Coronavirus, 100mila mucche e maiali in zona rossa
Con l’emergenza coronavirus sono circa 500 le aziende agricole e le stalle confinate insieme a centomila mucche e maiali negli undici comuni della zona rossa fra Lombardia e Veneto a causa dei provvedimenti restrittivi adottati in aree a forte vocazione agricola tra allevamenti, seminativi, vigneti, agriturismi e cantine. E’ quanto emerge da un monitoraggio della Coldiretti che denuncia anche speculazioni sui prodotti, dal vino all’ortofrutta, che vengono dai territori più colpiti dai contagi con effetti sociali, economici ed occupazionali.
Nell’area rossa – sottolinea la Coldiretti – è necessario garantire una adeguata assistenza nelle stalle, alle strutture e agli animali, ma anche assicurare la disponibilità della forza lavoro nei campi con le necessarie deroghe per la movimentazione delle persone, del bestiame, degli alimenti deperibili, della produzione casearia con l’uscita degli automezzi con il prodotto trasformato verso piattaforme logistiche, impianti di confezionamento, stabilimenti di stagionatura e/o attività commerciali. Le difficoltà – continua la Coldiretti – si estendono in realtà all’intera area della pianura padana dove nasce oltre 1/3 del Made in Italy agroalimentare, direttamente condizionato dall’emergenza coronavirus nell’attività produttiva e commerciale.

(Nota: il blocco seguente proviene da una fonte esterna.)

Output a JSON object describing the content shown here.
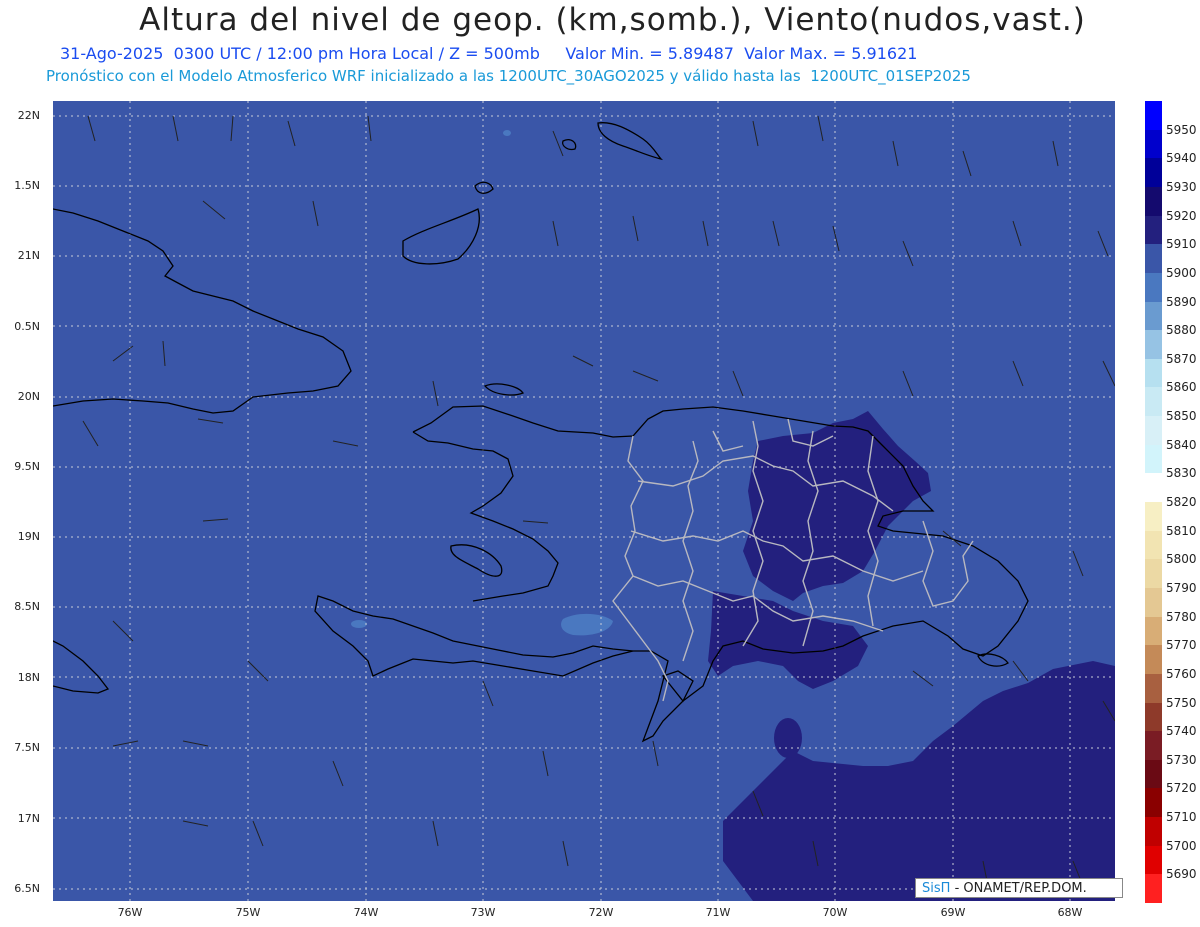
{
  "header": {
    "title": "Altura del nivel de geop. (km,somb.), Viento(nudos,vast.)",
    "subtitle1": "31-Ago-2025  0300 UTC / 12:00 pm Hora Local / Z = 500mb     Valor Min. = 5.89487  Valor Max. = 5.91621",
    "subtitle2": "Pronóstico con el Modelo Atmosferico WRF inicializado a las 1200UTC_30AGO2025 y válido hasta las  1200UTC_01SEP2025"
  },
  "axes": {
    "y_labels": [
      "22N",
      "1.5N",
      "21N",
      "0.5N",
      "20N",
      "9.5N",
      "19N",
      "8.5N",
      "18N",
      "7.5N",
      "17N",
      "6.5N"
    ],
    "x_labels": [
      "76W",
      "75W",
      "74W",
      "73W",
      "72W",
      "71W",
      "70W",
      "69W",
      "68W"
    ]
  },
  "colorbar": {
    "levels": [
      "5950",
      "5940",
      "5930",
      "5920",
      "5910",
      "5900",
      "5890",
      "5880",
      "5870",
      "5860",
      "5850",
      "5840",
      "5830",
      "5820",
      "5810",
      "5800",
      "5790",
      "5780",
      "5770",
      "5760",
      "5750",
      "5740",
      "5730",
      "5720",
      "5710",
      "5700",
      "5690"
    ],
    "colors": [
      "#0000ff",
      "#0000cc",
      "#000099",
      "#140a6e",
      "#23207e",
      "#3a56a8",
      "#4a78c0",
      "#6a9bd0",
      "#96c3e4",
      "#b6e0f0",
      "#c9eaf4",
      "#d8f0f7",
      "#d2f4fb",
      "#ffffff",
      "#f7efc4",
      "#f2e4b2",
      "#ecd9a4",
      "#e4c893",
      "#d8ad76",
      "#c48a58",
      "#a86040",
      "#8e3a2a",
      "#7a1c24",
      "#6a0a14",
      "#8a0000",
      "#c00000",
      "#e00000",
      "#ff2020"
    ]
  },
  "credit": {
    "sis": "SisΠ",
    "text": "- ONAMET/REP.DOM."
  }
}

A preoccupare – denuncia la Coldiretti – sono anche le speculazioni in attosui prodotti agroalimentari Made in Italy in alcuni Paesi dove vengono chieste senza ragione certificazioni sanitarie su merci, dal vino alla frutta e la verdura soprattutto provenienti dalla Lombardia e dal Veneto, ma ci sono state anche assurde disdette per forniture provenienti dalla rossa. La Coldiretti chiede misure di sostegno alle attività piu’ duramente colpite attraverso fondi per il crollo di presenze in agriturismo, sgravi fiscali e contributivi con il rinvio di pagamenti, compensazioni previdenziali delle giornate di lavoro perse e – conclude la Coldiretti – attivazione degli ammortizzatori sociali per i lavoratori nonché interventi per colpire le pratiche commerciali sleali che frenano le esportazioni ed un piano promozionale sulla sicurezza e qualità del made in Italy alimentare all’estero.
“Serve un impegno delle autorità nazionali e comunitarie per fermare pratiche insensate che rischiano di far perdere quote di mercato importanti alle produzioni nazionali per colpa di una concorrenza sleale che mira a screditare i prodotti dall’Italia che sono sani i garantiti come prima” ha affermato il presidente della Coldiretti Ettore Prandini nel sottolineare che “si tratta di comportamenti ingiustificati che mettono a rischio la libera circolazione delle merci anche all’interno dell’Unione senza alcuna valida motivazione scientifica e vanno a colpire un settore strategico del made in Italy come l’agroalimentare che cresce all’estero ed esporta oltre 42 miliardi di euro”.